Look, I know it's hardly a major revelation that people -- particularly kids -- do drugs and drink at concerts. I've even written about people who have died as a result of taking MDMA at live shows. But after seeing Jay Z and Beyonce at the Rose Bowl over the weekend, I got a fresh, first-hand reminder.
The girl in front of me, Asian and I'm guessing in her late teens, was a walking This Is How Bad Drugs Can Be announcement. Slumped over, with sweat pouring down her arms from below her hair, she alternated between giving way to the full slump her body craved and forcing herself to sit up and take deep breaths. The friend with her alternated between attempting to help and rocking out when Bey and Jay performed a song she seemed to particularly like. I of course became semi fixated on the situation, on alert in case something dramatic happened, though nothing did unless you count the friend buying her some sort of a juice as dramatic.
God, how she brought me back. Not specifically to concerts, though concerts were the first places I ever experimented with drinking and drugs since they were the first places we could get to where parents weren't around. David Bowie's Serious Moonlight Tour was serious for me because it was the first time I ever smoked a cigarette. Did I even like The Stray Cats? Hell, no. But my friend Maria and I got tickets where we met these two punk boys who'd somehow smuggled liquor into the show and were kind enough to share it with us. As far as we were concerned, the concert was a success!
I held it together at concerts for the most part but boy did I log some hours being that woozy, dazed girl. The time I puked in the street next to my friend's older brother's car while a kindly cop begged them to take me home. The bong hit that rendered me unable to speak, let alone remember my name (alas, it was not the only one).

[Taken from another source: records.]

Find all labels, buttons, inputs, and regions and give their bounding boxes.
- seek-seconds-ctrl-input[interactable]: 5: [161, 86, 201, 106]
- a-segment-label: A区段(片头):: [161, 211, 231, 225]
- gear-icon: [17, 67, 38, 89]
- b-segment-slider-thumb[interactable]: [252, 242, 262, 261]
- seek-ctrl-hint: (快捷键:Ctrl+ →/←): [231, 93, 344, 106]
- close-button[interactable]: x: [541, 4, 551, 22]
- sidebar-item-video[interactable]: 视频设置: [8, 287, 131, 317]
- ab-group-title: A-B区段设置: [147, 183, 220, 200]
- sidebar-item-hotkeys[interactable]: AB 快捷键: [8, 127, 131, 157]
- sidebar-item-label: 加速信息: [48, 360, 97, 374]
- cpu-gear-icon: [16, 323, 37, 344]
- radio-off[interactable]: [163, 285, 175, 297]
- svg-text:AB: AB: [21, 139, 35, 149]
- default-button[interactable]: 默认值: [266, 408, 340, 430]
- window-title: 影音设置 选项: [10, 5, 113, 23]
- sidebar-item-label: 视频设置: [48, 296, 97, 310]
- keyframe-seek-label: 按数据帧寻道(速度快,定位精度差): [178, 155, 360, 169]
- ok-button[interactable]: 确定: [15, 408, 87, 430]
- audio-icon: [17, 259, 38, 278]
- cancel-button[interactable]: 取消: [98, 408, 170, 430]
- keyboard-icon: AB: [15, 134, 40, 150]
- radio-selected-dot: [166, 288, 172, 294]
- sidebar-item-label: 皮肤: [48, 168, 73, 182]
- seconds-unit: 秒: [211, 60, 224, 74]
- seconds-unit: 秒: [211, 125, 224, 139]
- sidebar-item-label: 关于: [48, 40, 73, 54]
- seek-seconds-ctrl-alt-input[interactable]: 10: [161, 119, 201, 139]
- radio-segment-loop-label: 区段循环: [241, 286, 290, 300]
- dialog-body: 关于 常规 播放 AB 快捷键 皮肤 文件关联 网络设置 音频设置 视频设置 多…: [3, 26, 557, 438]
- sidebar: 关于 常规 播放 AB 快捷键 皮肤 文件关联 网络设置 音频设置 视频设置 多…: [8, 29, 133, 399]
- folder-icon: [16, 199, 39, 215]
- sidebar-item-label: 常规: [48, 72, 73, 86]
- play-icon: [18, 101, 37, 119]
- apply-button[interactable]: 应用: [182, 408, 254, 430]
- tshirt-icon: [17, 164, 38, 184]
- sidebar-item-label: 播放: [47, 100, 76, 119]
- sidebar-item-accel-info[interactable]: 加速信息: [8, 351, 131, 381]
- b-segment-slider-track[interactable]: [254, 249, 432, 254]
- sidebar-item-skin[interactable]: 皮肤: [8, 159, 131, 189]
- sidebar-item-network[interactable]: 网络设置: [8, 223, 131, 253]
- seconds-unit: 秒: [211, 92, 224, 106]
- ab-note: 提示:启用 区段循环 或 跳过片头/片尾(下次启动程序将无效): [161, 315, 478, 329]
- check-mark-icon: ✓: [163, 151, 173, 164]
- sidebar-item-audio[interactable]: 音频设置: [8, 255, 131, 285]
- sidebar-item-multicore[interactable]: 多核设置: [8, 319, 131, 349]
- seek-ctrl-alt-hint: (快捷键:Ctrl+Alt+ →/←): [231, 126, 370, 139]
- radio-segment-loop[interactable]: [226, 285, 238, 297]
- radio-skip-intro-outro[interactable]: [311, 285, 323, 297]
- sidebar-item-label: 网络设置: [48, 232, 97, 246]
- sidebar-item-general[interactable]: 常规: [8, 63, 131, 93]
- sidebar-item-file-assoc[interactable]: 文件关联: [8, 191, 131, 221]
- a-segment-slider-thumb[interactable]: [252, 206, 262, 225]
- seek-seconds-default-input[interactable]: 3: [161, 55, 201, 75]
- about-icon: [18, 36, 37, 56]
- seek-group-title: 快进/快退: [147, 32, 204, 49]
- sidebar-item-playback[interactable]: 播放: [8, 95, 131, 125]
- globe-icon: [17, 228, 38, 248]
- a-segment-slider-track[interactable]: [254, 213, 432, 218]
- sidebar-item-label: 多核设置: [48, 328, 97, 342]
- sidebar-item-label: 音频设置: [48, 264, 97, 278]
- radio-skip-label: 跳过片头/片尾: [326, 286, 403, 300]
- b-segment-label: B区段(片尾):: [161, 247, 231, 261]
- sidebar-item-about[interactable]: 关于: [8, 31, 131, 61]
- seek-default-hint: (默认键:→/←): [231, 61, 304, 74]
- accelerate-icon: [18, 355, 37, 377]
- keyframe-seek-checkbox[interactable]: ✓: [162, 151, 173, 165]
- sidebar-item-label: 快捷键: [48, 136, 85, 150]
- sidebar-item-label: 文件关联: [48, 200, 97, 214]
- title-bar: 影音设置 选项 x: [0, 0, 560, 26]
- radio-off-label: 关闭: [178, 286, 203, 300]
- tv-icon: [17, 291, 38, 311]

The first line of coke I ever did, which went up my nostril just as someone mentioned that Len Bias had died the first time he did it. (I always blamed that comment and not the coke for the fact that a few minutes later, I was nauseated and supine.) The ecstasy my boyfriend and I took at my high school prom, which somehow made me mute and paranoid while transforming everyone else into beings created solely for love and nuzzling. Oh and the real doozy -- the ketamine I snorted thinking it was cocaine (note: when your druggy friend says, "Hey, I stole some coke from my roommate, wanna do it?" it may not always be coke). It was my birthday -- my 27th I think -- and I was having a party at a bar on Fairfax. My best educated guess for what happened to me is that I went into what some affectionately call a K-hole, a state my body dealt with by positioning itself -- supine again! -- next to a dumpster in the bar's parking lot. I lay there all night as my guests enjoyed themselves inside, though those who were informed of the situation came out, wished me a happy birthday and tried to talk to me through my comatose state. It surely says something that no one seemed too shocked by the situation.
So that's what that girl reminded me of as she swayed and sweated and sighed in relief after gulping down that juice. Of course, she had a much better time at the show than the guy who got his finger bitten off after an altercation with a couple, not to mention the 10 other people arrested for public drunkenness. I left early because that's what sober non-kids do if they want to avoid trying to leave a stadium with 50,000 non-sober kids so I don't know what ended up happening to the girl in front of me. Let's just hope her bad trip's over.